Image B+ Sound B Extras C
"Pilot," "Allen," "Cell Test," "Cute Poison," "English, Fitz or Percy," "Riots, Drills and the Devil (Part 1)," "Riots Drills and the Devil (Part 2)," "The Old Head," "Tweener," "Sleight of Hand," "And Then There Were 7," "Odd Man Out," "End of the Tunnel," "The Rat," "By the Skin & the Teeth," "Brother's Keeper," "J-Cat," "Bluff," "The Key," "Tonight," "Go," "Flight"
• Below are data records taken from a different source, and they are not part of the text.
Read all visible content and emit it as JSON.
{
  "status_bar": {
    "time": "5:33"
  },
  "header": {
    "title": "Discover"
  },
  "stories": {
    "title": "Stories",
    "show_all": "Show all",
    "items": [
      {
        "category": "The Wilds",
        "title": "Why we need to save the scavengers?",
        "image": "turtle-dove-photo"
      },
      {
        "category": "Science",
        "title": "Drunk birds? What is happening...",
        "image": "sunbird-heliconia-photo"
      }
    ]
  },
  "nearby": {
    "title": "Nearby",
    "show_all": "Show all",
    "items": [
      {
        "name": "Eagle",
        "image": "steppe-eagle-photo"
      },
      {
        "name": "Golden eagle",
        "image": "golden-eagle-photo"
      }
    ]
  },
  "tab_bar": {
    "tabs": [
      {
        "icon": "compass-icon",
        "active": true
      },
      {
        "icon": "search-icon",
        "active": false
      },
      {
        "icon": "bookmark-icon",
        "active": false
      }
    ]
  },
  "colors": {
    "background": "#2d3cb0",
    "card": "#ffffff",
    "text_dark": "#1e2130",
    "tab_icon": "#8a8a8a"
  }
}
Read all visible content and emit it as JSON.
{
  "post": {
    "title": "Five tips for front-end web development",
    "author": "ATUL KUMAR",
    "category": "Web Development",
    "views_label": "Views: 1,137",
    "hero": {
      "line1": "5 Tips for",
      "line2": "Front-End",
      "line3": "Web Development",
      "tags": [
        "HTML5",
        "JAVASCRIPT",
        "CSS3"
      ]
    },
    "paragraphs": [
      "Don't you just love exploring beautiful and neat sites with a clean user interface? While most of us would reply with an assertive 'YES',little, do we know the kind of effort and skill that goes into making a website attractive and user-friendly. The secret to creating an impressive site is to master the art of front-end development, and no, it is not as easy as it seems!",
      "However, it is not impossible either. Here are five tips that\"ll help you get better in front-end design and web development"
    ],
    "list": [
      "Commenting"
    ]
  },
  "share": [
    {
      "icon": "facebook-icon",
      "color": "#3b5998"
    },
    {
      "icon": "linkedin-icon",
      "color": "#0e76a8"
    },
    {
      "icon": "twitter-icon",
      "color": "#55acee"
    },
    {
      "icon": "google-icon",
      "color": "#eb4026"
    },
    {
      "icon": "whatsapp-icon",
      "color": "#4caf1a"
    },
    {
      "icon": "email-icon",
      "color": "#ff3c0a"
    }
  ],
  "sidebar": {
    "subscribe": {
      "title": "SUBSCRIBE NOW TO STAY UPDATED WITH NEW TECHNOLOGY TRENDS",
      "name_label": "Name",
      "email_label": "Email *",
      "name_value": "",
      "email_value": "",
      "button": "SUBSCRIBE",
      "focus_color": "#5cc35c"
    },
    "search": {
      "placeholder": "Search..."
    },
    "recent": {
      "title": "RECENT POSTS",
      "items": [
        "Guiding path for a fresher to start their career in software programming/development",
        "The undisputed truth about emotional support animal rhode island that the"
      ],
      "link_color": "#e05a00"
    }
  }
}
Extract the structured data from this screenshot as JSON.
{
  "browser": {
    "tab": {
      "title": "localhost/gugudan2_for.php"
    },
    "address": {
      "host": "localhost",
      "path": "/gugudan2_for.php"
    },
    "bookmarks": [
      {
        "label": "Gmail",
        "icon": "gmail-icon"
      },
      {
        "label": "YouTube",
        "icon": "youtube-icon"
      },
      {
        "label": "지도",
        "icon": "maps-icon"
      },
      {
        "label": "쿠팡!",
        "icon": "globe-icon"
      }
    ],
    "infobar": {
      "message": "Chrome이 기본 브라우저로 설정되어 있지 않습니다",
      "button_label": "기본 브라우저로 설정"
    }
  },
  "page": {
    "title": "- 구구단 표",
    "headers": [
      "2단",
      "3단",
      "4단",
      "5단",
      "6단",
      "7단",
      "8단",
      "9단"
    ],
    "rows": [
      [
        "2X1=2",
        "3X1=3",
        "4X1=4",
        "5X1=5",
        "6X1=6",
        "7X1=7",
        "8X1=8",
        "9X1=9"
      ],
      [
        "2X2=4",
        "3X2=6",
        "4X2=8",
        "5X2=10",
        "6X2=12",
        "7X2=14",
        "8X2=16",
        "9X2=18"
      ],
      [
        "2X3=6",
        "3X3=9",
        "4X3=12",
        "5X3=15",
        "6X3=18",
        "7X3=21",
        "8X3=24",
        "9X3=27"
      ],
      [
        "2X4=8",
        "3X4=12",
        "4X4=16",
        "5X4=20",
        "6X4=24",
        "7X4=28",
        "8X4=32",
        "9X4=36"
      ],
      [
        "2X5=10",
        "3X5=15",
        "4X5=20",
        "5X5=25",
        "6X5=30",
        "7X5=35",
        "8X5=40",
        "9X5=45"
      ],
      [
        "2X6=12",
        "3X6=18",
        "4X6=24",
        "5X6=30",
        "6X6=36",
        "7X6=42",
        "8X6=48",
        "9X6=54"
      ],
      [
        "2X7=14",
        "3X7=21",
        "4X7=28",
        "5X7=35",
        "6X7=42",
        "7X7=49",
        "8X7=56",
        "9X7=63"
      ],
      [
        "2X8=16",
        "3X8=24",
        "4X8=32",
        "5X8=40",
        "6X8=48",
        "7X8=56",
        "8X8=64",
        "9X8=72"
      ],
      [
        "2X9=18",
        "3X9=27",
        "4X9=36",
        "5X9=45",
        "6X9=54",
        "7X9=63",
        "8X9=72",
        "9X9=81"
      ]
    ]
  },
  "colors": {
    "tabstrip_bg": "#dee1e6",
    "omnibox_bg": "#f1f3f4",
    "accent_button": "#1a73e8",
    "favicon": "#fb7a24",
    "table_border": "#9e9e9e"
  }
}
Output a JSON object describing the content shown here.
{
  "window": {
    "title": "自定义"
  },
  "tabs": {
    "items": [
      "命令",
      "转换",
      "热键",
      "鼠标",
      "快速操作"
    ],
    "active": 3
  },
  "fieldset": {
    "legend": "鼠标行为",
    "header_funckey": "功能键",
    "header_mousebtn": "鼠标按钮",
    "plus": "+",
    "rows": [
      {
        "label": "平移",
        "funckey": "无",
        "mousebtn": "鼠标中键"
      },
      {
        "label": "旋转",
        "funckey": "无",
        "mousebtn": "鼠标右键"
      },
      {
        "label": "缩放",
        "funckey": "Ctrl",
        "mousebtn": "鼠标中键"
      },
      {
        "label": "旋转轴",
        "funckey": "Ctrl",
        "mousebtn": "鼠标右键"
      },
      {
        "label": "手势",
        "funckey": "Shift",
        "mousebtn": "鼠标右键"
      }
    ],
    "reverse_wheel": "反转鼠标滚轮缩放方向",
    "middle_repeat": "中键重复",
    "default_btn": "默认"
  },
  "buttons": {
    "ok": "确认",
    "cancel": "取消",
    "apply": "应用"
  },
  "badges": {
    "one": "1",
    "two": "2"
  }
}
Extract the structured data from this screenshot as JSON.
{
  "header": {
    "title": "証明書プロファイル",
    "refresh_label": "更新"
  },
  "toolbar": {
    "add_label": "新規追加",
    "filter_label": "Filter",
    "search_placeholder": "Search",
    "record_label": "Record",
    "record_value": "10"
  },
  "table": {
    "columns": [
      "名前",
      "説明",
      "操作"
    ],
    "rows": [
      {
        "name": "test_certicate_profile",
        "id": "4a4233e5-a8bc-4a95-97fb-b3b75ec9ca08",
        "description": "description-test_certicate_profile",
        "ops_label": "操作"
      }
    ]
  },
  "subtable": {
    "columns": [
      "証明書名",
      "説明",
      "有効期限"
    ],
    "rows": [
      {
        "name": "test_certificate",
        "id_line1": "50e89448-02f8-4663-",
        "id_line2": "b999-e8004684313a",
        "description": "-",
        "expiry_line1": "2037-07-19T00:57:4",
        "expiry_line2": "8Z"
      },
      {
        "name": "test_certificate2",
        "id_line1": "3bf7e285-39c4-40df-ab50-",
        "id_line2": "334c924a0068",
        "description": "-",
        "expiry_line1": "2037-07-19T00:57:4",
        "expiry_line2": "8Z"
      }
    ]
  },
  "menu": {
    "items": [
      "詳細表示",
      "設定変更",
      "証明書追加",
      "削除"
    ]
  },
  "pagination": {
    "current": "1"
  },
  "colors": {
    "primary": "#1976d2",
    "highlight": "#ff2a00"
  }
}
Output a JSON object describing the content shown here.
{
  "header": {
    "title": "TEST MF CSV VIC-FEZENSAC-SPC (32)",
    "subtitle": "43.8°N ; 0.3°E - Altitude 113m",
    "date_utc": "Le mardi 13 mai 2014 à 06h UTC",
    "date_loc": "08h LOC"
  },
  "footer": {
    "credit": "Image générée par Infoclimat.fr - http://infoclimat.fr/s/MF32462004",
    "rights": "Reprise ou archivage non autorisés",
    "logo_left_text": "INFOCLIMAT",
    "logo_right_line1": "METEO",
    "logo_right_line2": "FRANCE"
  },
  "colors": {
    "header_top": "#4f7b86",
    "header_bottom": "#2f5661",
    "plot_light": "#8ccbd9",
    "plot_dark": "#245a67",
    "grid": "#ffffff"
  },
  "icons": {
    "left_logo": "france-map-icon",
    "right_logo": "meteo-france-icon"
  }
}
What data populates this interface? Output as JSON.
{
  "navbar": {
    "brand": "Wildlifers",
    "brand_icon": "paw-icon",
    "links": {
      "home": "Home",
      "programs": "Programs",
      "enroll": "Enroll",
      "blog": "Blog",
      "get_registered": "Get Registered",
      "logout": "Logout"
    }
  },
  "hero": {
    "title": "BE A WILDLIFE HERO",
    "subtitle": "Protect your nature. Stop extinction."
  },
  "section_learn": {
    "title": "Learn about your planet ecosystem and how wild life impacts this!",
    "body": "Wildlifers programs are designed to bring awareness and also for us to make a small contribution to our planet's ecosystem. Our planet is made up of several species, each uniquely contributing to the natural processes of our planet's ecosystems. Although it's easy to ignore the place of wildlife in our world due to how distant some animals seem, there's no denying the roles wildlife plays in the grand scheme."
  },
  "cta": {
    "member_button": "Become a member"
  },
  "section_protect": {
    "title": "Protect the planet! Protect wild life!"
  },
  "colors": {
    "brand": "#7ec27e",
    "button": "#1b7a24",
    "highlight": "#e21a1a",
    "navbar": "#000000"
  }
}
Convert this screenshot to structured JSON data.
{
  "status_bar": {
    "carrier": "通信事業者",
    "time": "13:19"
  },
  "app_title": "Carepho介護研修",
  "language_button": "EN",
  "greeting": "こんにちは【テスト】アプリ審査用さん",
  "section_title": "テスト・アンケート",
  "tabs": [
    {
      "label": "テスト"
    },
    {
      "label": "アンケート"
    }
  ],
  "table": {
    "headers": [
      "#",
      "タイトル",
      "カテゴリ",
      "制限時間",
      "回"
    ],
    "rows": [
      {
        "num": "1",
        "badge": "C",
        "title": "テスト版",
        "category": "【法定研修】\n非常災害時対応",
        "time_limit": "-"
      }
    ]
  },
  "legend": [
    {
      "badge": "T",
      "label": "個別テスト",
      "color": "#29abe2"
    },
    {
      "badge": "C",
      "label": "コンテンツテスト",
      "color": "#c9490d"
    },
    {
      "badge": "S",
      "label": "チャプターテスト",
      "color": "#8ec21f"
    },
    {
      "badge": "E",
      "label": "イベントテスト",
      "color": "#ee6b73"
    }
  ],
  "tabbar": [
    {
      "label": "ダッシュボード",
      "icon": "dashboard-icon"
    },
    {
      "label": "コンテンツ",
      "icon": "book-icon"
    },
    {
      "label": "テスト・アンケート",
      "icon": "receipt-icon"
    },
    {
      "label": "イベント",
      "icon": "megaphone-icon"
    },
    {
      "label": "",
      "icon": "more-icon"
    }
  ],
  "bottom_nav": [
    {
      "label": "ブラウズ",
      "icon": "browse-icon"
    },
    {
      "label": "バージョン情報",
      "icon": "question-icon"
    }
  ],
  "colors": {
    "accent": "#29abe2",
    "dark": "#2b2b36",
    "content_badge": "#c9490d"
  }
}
by Ian Pugh The elements that make "Prison Break" compulsively watchable are almost painfully easy to locate and describe, but the taut dialogue, compelling characters, and claustrophobic environment--which together bring a renewed vigour to a genre mired in bravado and uneasy partnerships--also make it something of a chore to sift through the supposed complexities that serve as the show's pretext. Begin with the bare essentials that probably constituted the pitch: wrongfully convicted of the murder of the Vice President's brother, death row inmate Lincoln Burrows (Dominic Purcell) has quickly burned out his appeals and has less than a month before he's to be executed at Fox River Penitentiary. But there may be hope yet: Lincoln's brother, Michael Scofield (Wentworth Miller), is a structural engineer by trade, and in fact designed Fox River. Intentionally botching a bank robbery, Michael enters the prison sporting an elaborate body tattoo that hides a complete map of the prison grounds--in addition to a series of codes and ciphers that detail what Michael will have to do and with whom he must ally himself in order to bust his brother out.